India will start charging all adults on Sunday as the number of new cases in the country plummets.

India will provide booster doses of the COVID-19 vaccine to all adults starting Sunday as the number of new virus cases in the country plummets.

The free third dose of the vaccine will be limited to frontline workers and people over 60 who are vaccinated at government centres.

The country has administered 1.85 billion doses of the vaccine to its population of 1.35 billion. Of that, 82% is the AstraZeneca vaccine, which is produced domestically and called Covishield.

People who got their second dose nine months ago will be eligible for the vaccine, and they will have to pay at a private facility, where mixing and matching vaccines is not allowed, the Ministry of Health said.

“Adds an extra layer of security,” Health Minister Mansukh Mandaviya tweeted of the decision.

The boost program, which began in January, is limited to frontline workers and the elderly, with a total of 24 million doses administered.

Other vaccines used in India are domestically developed Covaxin and Corbevax and Russia’s Sputnik V.

In March, reports emerged that India was considering making all adults eligible for booster doses amid rising infections in some countries, while some Indians are finding it difficult to travel abroad without a third dose.

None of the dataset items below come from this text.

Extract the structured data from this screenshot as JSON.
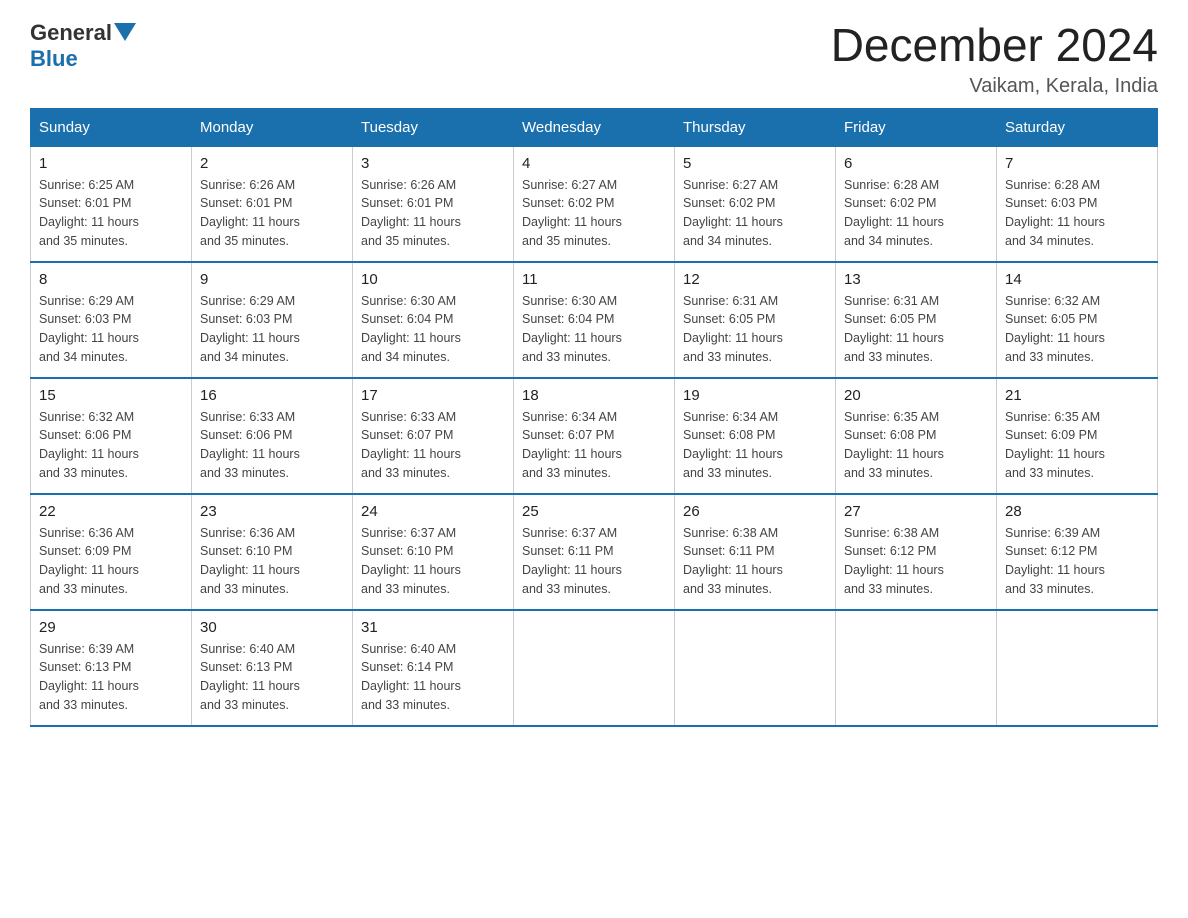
{
  "header": {
    "logo_general": "General",
    "logo_blue": "Blue",
    "month_title": "December 2024",
    "location": "Vaikam, Kerala, India"
  },
  "days_of_week": [
    "Sunday",
    "Monday",
    "Tuesday",
    "Wednesday",
    "Thursday",
    "Friday",
    "Saturday"
  ],
  "weeks": [
    [
      {
        "day": "1",
        "sunrise": "6:25 AM",
        "sunset": "6:01 PM",
        "daylight": "11 hours and 35 minutes."
      },
      {
        "day": "2",
        "sunrise": "6:26 AM",
        "sunset": "6:01 PM",
        "daylight": "11 hours and 35 minutes."
      },
      {
        "day": "3",
        "sunrise": "6:26 AM",
        "sunset": "6:01 PM",
        "daylight": "11 hours and 35 minutes."
      },
      {
        "day": "4",
        "sunrise": "6:27 AM",
        "sunset": "6:02 PM",
        "daylight": "11 hours and 35 minutes."
      },
      {
        "day": "5",
        "sunrise": "6:27 AM",
        "sunset": "6:02 PM",
        "daylight": "11 hours and 34 minutes."
      },
      {
        "day": "6",
        "sunrise": "6:28 AM",
        "sunset": "6:02 PM",
        "daylight": "11 hours and 34 minutes."
      },
      {
        "day": "7",
        "sunrise": "6:28 AM",
        "sunset": "6:03 PM",
        "daylight": "11 hours and 34 minutes."
      }
    ],
    [
      {
        "day": "8",
        "sunrise": "6:29 AM",
        "sunset": "6:03 PM",
        "daylight": "11 hours and 34 minutes."
      },
      {
        "day": "9",
        "sunrise": "6:29 AM",
        "sunset": "6:03 PM",
        "daylight": "11 hours and 34 minutes."
      },
      {
        "day": "10",
        "sunrise": "6:30 AM",
        "sunset": "6:04 PM",
        "daylight": "11 hours and 34 minutes."
      },
      {
        "day": "11",
        "sunrise": "6:30 AM",
        "sunset": "6:04 PM",
        "daylight": "11 hours and 33 minutes."
      },
      {
        "day": "12",
        "sunrise": "6:31 AM",
        "sunset": "6:05 PM",
        "daylight": "11 hours and 33 minutes."
      },
      {
        "day": "13",
        "sunrise": "6:31 AM",
        "sunset": "6:05 PM",
        "daylight": "11 hours and 33 minutes."
      },
      {
        "day": "14",
        "sunrise": "6:32 AM",
        "sunset": "6:05 PM",
        "daylight": "11 hours and 33 minutes."
      }
    ],
    [
      {
        "day": "15",
        "sunrise": "6:32 AM",
        "sunset": "6:06 PM",
        "daylight": "11 hours and 33 minutes."
      },
      {
        "day": "16",
        "sunrise": "6:33 AM",
        "sunset": "6:06 PM",
        "daylight": "11 hours and 33 minutes."
      },
      {
        "day": "17",
        "sunrise": "6:33 AM",
        "sunset": "6:07 PM",
        "daylight": "11 hours and 33 minutes."
      },
      {
        "day": "18",
        "sunrise": "6:34 AM",
        "sunset": "6:07 PM",
        "daylight": "11 hours and 33 minutes."
      },
      {
        "day": "19",
        "sunrise": "6:34 AM",
        "sunset": "6:08 PM",
        "daylight": "11 hours and 33 minutes."
      },
      {
        "day": "20",
        "sunrise": "6:35 AM",
        "sunset": "6:08 PM",
        "daylight": "11 hours and 33 minutes."
      },
      {
        "day": "21",
        "sunrise": "6:35 AM",
        "sunset": "6:09 PM",
        "daylight": "11 hours and 33 minutes."
      }
    ],
    [
      {
        "day": "22",
        "sunrise": "6:36 AM",
        "sunset": "6:09 PM",
        "daylight": "11 hours and 33 minutes."
      },
      {
        "day": "23",
        "sunrise": "6:36 AM",
        "sunset": "6:10 PM",
        "daylight": "11 hours and 33 minutes."
      },
      {
        "day": "24",
        "sunrise": "6:37 AM",
        "sunset": "6:10 PM",
        "daylight": "11 hours and 33 minutes."
      },
      {
        "day": "25",
        "sunrise": "6:37 AM",
        "sunset": "6:11 PM",
        "daylight": "11 hours and 33 minutes."
      },
      {
        "day": "26",
        "sunrise": "6:38 AM",
        "sunset": "6:11 PM",
        "daylight": "11 hours and 33 minutes."
      },
      {
        "day": "27",
        "sunrise": "6:38 AM",
        "sunset": "6:12 PM",
        "daylight": "11 hours and 33 minutes."
      },
      {
        "day": "28",
        "sunrise": "6:39 AM",
        "sunset": "6:12 PM",
        "daylight": "11 hours and 33 minutes."
      }
    ],
    [
      {
        "day": "29",
        "sunrise": "6:39 AM",
        "sunset": "6:13 PM",
        "daylight": "11 hours and 33 minutes."
      },
      {
        "day": "30",
        "sunrise": "6:40 AM",
        "sunset": "6:13 PM",
        "daylight": "11 hours and 33 minutes."
      },
      {
        "day": "31",
        "sunrise": "6:40 AM",
        "sunset": "6:14 PM",
        "daylight": "11 hours and 33 minutes."
      },
      null,
      null,
      null,
      null
    ]
  ],
  "labels": {
    "sunrise": "Sunrise:",
    "sunset": "Sunset:",
    "daylight": "Daylight:"
  }
}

Coronavirus cases in the South Asian country have fallen sharply in recent weeks, with the health ministry reporting about 1,100 cases on Friday.

India remains the third worst-hit country in the world by the virus after the United States and Brazil.

According to official figures, more than 521,000 people have died nationwide and at least 40 million have been infected since the pandemic began in January 2020.

Official figures show at least 4,000 deaths a day at the height of India’s outbreak between March and May last year, which are widely believed to be underestimated.